Museo Torlonia Roma is the final project of University of Waterloo's Rome Studio. Sited in front of Stazione Termini (Rome's central train station) its objective is to house the Torlonia collection of classical statuary. The existing site is a chaotic amalgam of public space, commerce, mass transit and historical artifact. The result is a gateway to the city that lacks both an identity as well as discernible relationships to other major civic spaces. This project seeks to remedy these issues with a two-fold response: an urban scale intervention to establish clear macroscopic relationships with the of the city and a re-conception of the museum typology that allows the statuary collection to become immanent throughout this urban fabric.

The urban intervention imagines the “completion” of the site by allowing the surrounding street grid and block typology to become continuous across the site. Strategic cuts are then be made into the new urban fabric in order to precisely demarcate public spaces and key visual relationships. The benefits of this process are that new public spaces are well defined by clearly perceptible edge conditions forming habitable spaces, and the intensification of development and programming provides the critical mass of meaningful activity to provide identity and life to these spaces.

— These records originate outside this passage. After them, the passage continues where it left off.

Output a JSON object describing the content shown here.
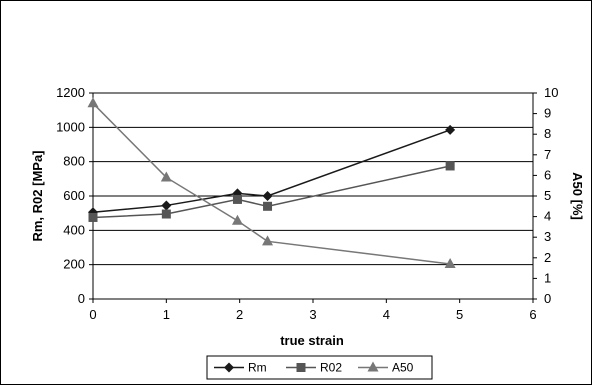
{
  "chart_data": {
    "type": "line",
    "xlabel": "true strain",
    "ylabel_left": "Rm, R02 [MPa]",
    "ylabel_right": "A50 [%]",
    "xlim": [
      0,
      6
    ],
    "ylim_left": [
      0,
      1200
    ],
    "ylim_right": [
      0,
      10
    ],
    "xticks": [
      "0",
      "1",
      "2",
      "3",
      "4",
      "5",
      "6"
    ],
    "yticks_left": [
      "0",
      "200",
      "400",
      "600",
      "800",
      "1000",
      "1200"
    ],
    "yticks_right": [
      "0",
      "1",
      "2",
      "3",
      "4",
      "5",
      "6",
      "7",
      "8",
      "9",
      "10"
    ],
    "grid": "horizontal",
    "legend_position": "bottom",
    "series": [
      {
        "name": "Rm",
        "axis": "left",
        "marker": "diamond",
        "color": "#1a1a1a",
        "x": [
          0,
          1,
          1.97,
          2.38,
          4.87
        ],
        "y": [
          505,
          545,
          615,
          600,
          985
        ]
      },
      {
        "name": "R02",
        "axis": "left",
        "marker": "square",
        "color": "#555555",
        "x": [
          0,
          1,
          1.97,
          2.38,
          4.87
        ],
        "y": [
          475,
          495,
          580,
          540,
          775
        ]
      },
      {
        "name": "A50",
        "axis": "right",
        "marker": "triangle",
        "color": "#777777",
        "x": [
          0,
          1,
          1.97,
          2.38,
          4.87
        ],
        "y": [
          9.5,
          5.9,
          3.8,
          2.8,
          1.7
        ]
      }
    ]
  }
}
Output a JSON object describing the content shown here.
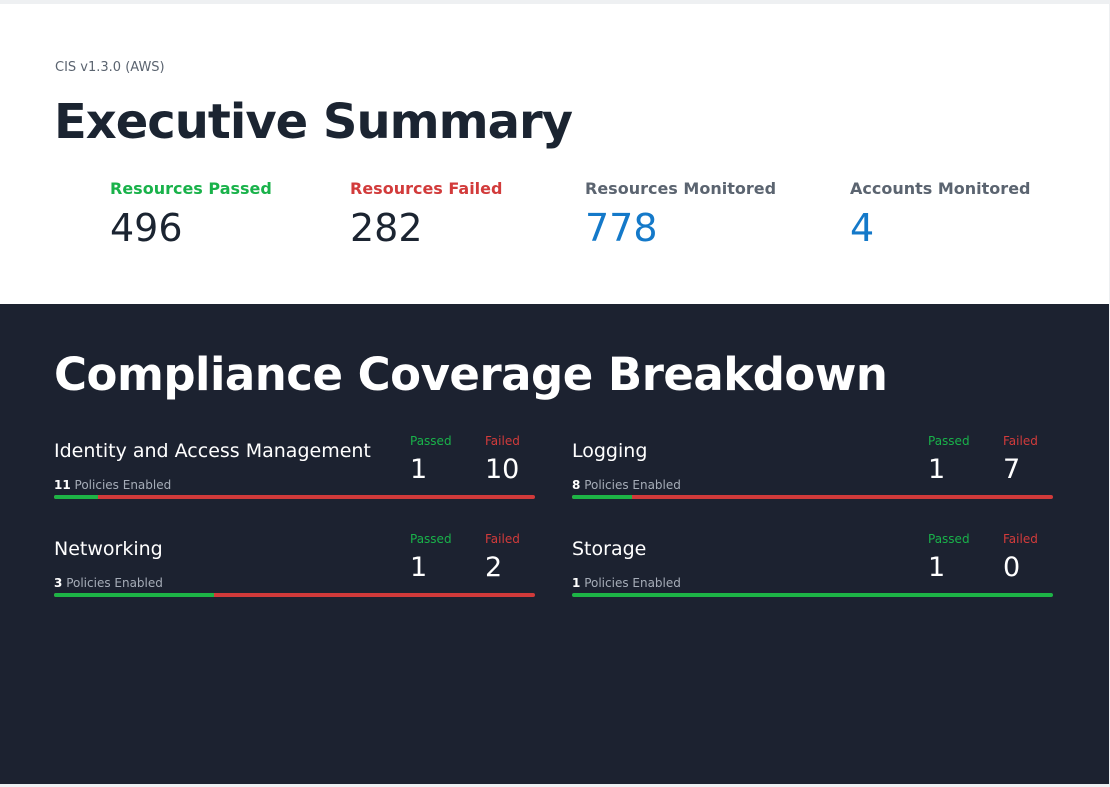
{
  "colors": {
    "passed": "#19b24a",
    "failed": "#d23b3b",
    "neutral": "#5b6470",
    "accent": "#1479c9"
  },
  "summary": {
    "framework": "CIS v1.3.0 (AWS)",
    "title": "Executive Summary",
    "stats": [
      {
        "label": "Resources Passed",
        "value": "496"
      },
      {
        "label": "Resources Failed",
        "value": "282"
      },
      {
        "label": "Resources Monitored",
        "value": "778"
      },
      {
        "label": "Accounts Monitored",
        "value": "4"
      }
    ]
  },
  "breakdown": {
    "title": "Compliance Coverage Breakdown",
    "passed_label": "Passed",
    "failed_label": "Failed",
    "policies_suffix": "Policies Enabled",
    "categories": [
      {
        "name": "Identity and Access Management",
        "policies": "11",
        "passed": "1",
        "failed": "10",
        "pass_fraction": 0.091
      },
      {
        "name": "Logging",
        "policies": "8",
        "passed": "1",
        "failed": "7",
        "pass_fraction": 0.125
      },
      {
        "name": "Networking",
        "policies": "3",
        "passed": "1",
        "failed": "2",
        "pass_fraction": 0.333
      },
      {
        "name": "Storage",
        "policies": "1",
        "passed": "1",
        "failed": "0",
        "pass_fraction": 1.0
      }
    ]
  }
}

The conception of the museum must respond to this immediate urban and social context, but also the abundance of other classical statuary collections that are so prevalent in Rome. Traditionally each collection is housed in discreet museums where each piece is displayed as a pristine object. Although there is no denying that these many of these works are beautiful and significant, the overwhelming ubiquity of this manner of display does little to highlight these qualities. This project proposes a novel alternative wherein the museum is “de-institutionalized” allowing the collection to become immanent through the urban space. The speculative manifestation of this alternative is that of a lightweight, autonomous, adaptive canopy the spatially transforms to respond to continually changing urban conditions. In this way the collection is removed from an inherently meaningless context in traditional museums, one represents neither the contemporary city life nor its original historical context, and instead the artifacts are re-integrated into the urban activity of the city ripe for reinterpretation and the construction of new narratives and relationships.